Marco Tattini

Personal information
- Date of birth: 22 November 1990 (age 35)
- Place of birth: Imola, Italy
- Height: 1.75 m (5 ft 9 in)
- Position: Midfielder

Team information
- Current team: Clodiense

Youth career
- 0000–2007: Imolese
- 2007–2010: Cesena

Senior career*
- Years: Team / Apps / (Gls)
- 2009–2011: Cesena / 4 / (0)
- 2010–2011: → Pavia (loan) / 24 / (1)
- 2011–2012: Foligno / 23 / (0)
- 2012–2013: Cesena / 0 / (0)
- 2012–2013: → Bellaria (loan) / 29 / (2)
- 2013–2018: Imolese / 112 / (17)
- 2018–: Clodiense

International career
- 2007: Italy U18 Amateur
- 2009–2011: Italy U20 / 7 / (0)
- 2010: Italy U21 / 1 / (0)

= Marco Tattini =

Italian footballer

Marco Tattini (born 22 November 1990) is an Italian footballer who plays as a midfielder for Serie D club Clodiense.

==Career==
Born in Imola, The Province of Bologna, Emilia (Emilia–Romagna) region, Tattini started his career at hometown club Imolese. He was the member of Allievi U17 team in 2005–06 season. He was selected to Italy U18 amateur in 2006–07 season. Tattini left for Romagna team Cesena on free transfer. Tattini played in the reserve from 2007–08 season to 2009–10 season, with 2008–09 season in Berretti and the rest in Primavera, due to Cesena relegated from Serie B in 2008 and promoted back to the league in 2009.

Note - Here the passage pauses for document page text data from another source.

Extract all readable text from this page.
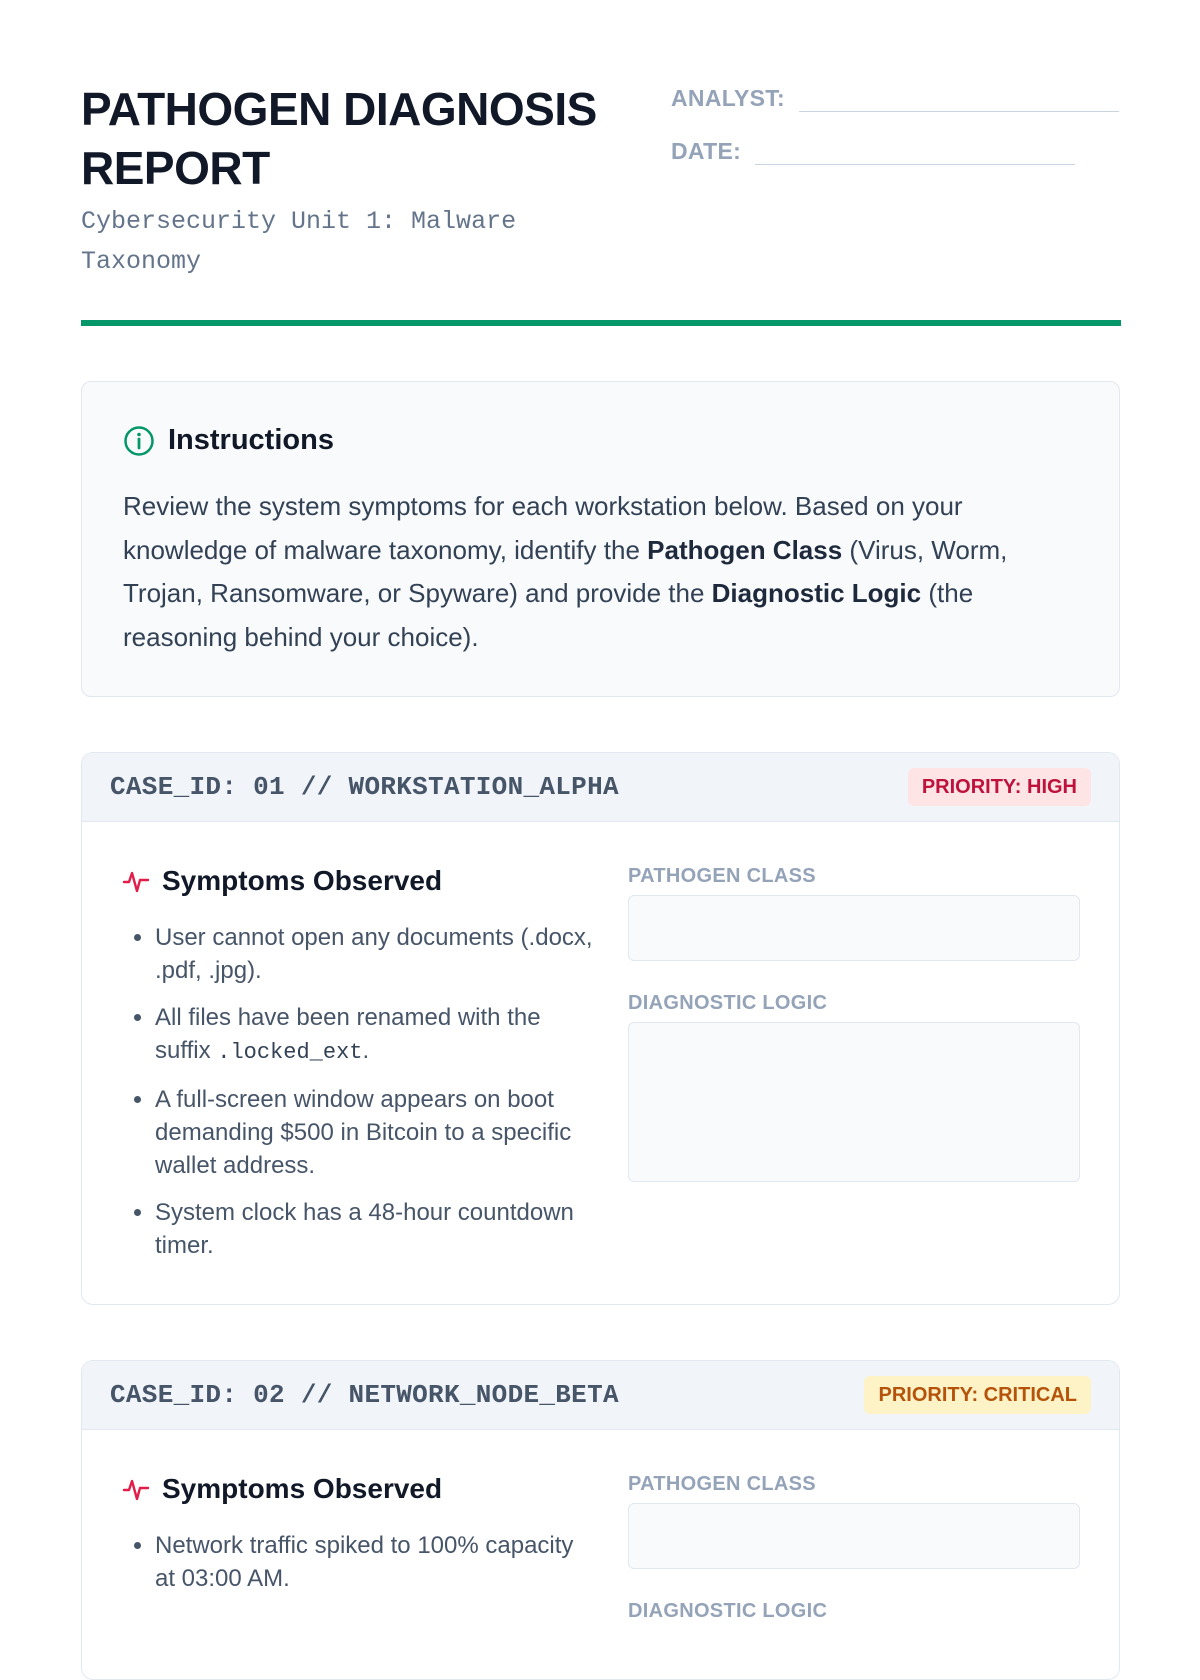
PATHOGEN DIAGNOSIS REPORT
Cybersecurity Unit 1: Malware Taxonomy
ANALYST:
DATE:
Instructions

Review the system symptoms for each workstation below. Based on your knowledge of malware taxonomy, identify the Pathogen Class (Virus, Worm, Trojan, Ransomware, or Spyware) and provide the Diagnostic Logic (the reasoning behind your choice).

CASE_ID: 01 // WORKSTATION_ALPHA	PRIORITY: HIGH
Symptoms Observed
• User cannot open any documents (.docx, .pdf, .jpg).
• All files have been renamed with the suffix .locked_ext.
• A full-screen window appears on boot demanding $500 in Bitcoin to a specific wallet address.
• System clock has a 48-hour countdown timer.
PATHOGEN CLASS
DIAGNOSTIC LOGIC
CASE_ID: 02 // NETWORK_NODE_BETA	PRIORITY: CRITICAL
Symptoms Observed
• Network traffic spiked to 100% capacity at 03:00 AM.
PATHOGEN CLASS
DIAGNOSTIC LOGIC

Tattini made his first team debut in the last round of 2008–09 Lega Pro Prima Divisione. Tattini played 3 times in 2009–10 Serie B. In July 2010 Tattini graduated from the youth system and left for third division club Pavia along with Nebil Caidi. Cesena also promoted to Serie A in 2010. Tattini played 24 games and missed a few due to international duty. Among the 24 appearances, half of them Tattini was including in the starting XI.

In June 2011 Tattini was sold to Foligno in co-ownership deal for peppercorn (€500) while N.Caidi moved to Pavia also in co-ownership. That month Cesena also recalled youth product Andrea Rossini from Foligno, made Cesena paid €149,500 cash and Tattini for the return. Tattini made 12 starts and 11 sub appearances in 2011–12 Lega Pro Prima Divisione. In June 2012 Cesena bought back Tattini, after the relegation of both Cesena and Foligno (from first and third division respectively).

For the 2018–19 season, his club Imolese was promoted to the third-tier Serie C after five seasons in the fourth, but he was unable to get any playing time on that level, and on 21 November 2018, he moved back to Serie D, signing with Clodiense.